Section 702 and the Collection of International Telephone and Internet Content
Programs initiated just after 9/11 involving the interception of communications to and from the United States shifted to the 2007 Protect America Act and, subsequently, the 2008 FISA Amendments Act. It was not until 2013 that the public became fully aware that the NSA interprets its authority under FISA §702 to intercept international, and at times, wholly domestic, communications. This Article is the first to question whether the NSA’s interpretations are statutorily consistent and constitutionally sound.
The Article begins with a statutory analysis, considering targeting, post-targeting analysis, and the retention and dissemination of data. In the first category, targeting, the Article argues that the NSA has sidestepped legislative restrictions in three critical ways: by adopting procedures that allow analysts to acquire information to, from, or “about” targets; by creating an assumption of non-U.S. person status; and by failing to construct adequate procedures to ascertain whether the target is located within domestic bounds. These interpretations undermine Congress’s inclusion of §§703 and 704 and open the door to the collection of U.S. persons’ communications. In the second category, post-targeting analysis, the Article draws attention to the aim of the analysis, the failure of prior minimization procedures to account for multi-communication transactions, the use of U.S. person information to query data, and the impact of recombinant information on §702 collection. In the third category, the retention and dissemination of data, the Article notes that increasing public reliance on cryptography raises questions about the automatic retention of encrypted data, even as the breadth of “foreign intelligence” underscores the danger of looking to retention policies to delimit information retained. The use of the data obtained under §702 for criminal prosecution, while consistent with traditional FISA, fails to reflect the equivalent procedural protections at the collection stage. This discussion leads naturally to Fourth Amendment considerations.

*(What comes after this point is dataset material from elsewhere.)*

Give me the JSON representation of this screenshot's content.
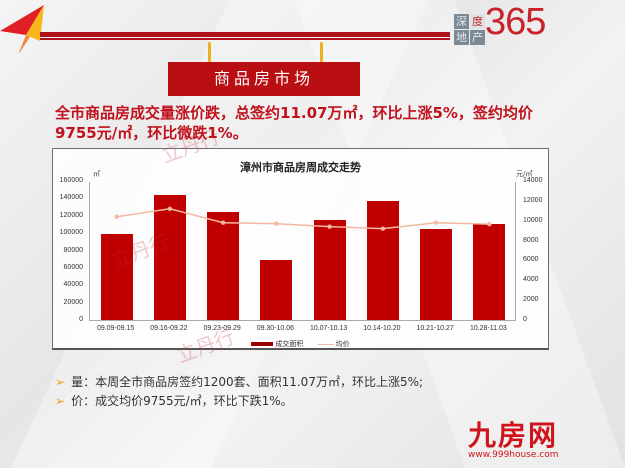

As a constitutional matter, outside of narrowly circumscribed exceptions, a search in criminal law is presumptively unreasonable under the Fourth Amendment unless the government first obtains a warrant from a neutral, disinterested magistrate, based on a finding of probable cause of involvement in criminal activity. This applies to all searches within the United States. It does not apply to non-U.S. persons without a significant attachment to the country who are outside domestic bounds. Between these book-ends are numerous, slimmer volumes that take account of questions such as whether the search centers on intelligence gathering or criminal prosecution, whether the target is a U.S. person or a non-U.S. person, where the search takes place, and the extent to which U.S. persons’ privacy is implicated.

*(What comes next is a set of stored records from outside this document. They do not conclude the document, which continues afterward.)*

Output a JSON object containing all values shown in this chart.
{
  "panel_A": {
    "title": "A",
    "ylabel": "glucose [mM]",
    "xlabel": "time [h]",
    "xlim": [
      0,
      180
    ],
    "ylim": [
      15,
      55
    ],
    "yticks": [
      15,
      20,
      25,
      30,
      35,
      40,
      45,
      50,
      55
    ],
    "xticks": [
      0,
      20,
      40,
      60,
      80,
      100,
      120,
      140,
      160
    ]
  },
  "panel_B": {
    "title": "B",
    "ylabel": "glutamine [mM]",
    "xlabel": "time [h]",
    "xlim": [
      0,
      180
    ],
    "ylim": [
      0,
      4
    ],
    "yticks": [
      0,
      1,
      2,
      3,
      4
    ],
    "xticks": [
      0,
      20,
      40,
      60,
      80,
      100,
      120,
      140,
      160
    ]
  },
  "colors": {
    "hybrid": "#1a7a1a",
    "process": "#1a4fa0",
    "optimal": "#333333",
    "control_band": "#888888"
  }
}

The Article briefly lays out this broader Fourth Amendment territory before turning to the government’s argument that §702 collection takes place subject to a foreign intelligence exception to the warrant requirement. In the nearly four decades that have elapsed since the Court raised the possibility of such an exception—and in relation to which Congress responded by enacting FISA—not a single case has found a domestic foreign intelligence exception. Pari passu, as a matter of the international intercept of U.S. persons’ communications, practice and precedent prior to the FAA turned on a foreign intelligence exception to the warrant requirement derived from the President’s foreign affairs powers. Through §§703 and 704, Congress has since introduced stronger safeguards for U.S. persons targeted for foreign intelligence purposes. By defaulting to §702, however, and “incidentally” collecting U.S. persons’ international communications, the NSA is bypassing Congressional requirements. Acknowledging that the President and Congress share foreign affairs powers, the persistent use of §702 in this manner may be regarded in Justice Jackson’s third category under Youngstown Sheet & Tube Co. v. Sawyer.
Even if one takes the position that the Warrant Clause is inapposite to collection of U.S. persons’ information under §702, the FAA and NSA practice must still comport with the reasonableness requirements of the Fourth Amendment. To the extent that the target is a non-U.S. person based outside of domestic bounds, and the communications are to or from the target, the programs appear to be consistent with the constitutional mandate. But to the extent that the NSA interprets the statute to include information about such targets, in the process collecting the communications of wholly domestic communications, as well as conversations between U.S. persons, the practice fails to meet the totality of the circumstances test articulated by the Court with regard to reasonableness.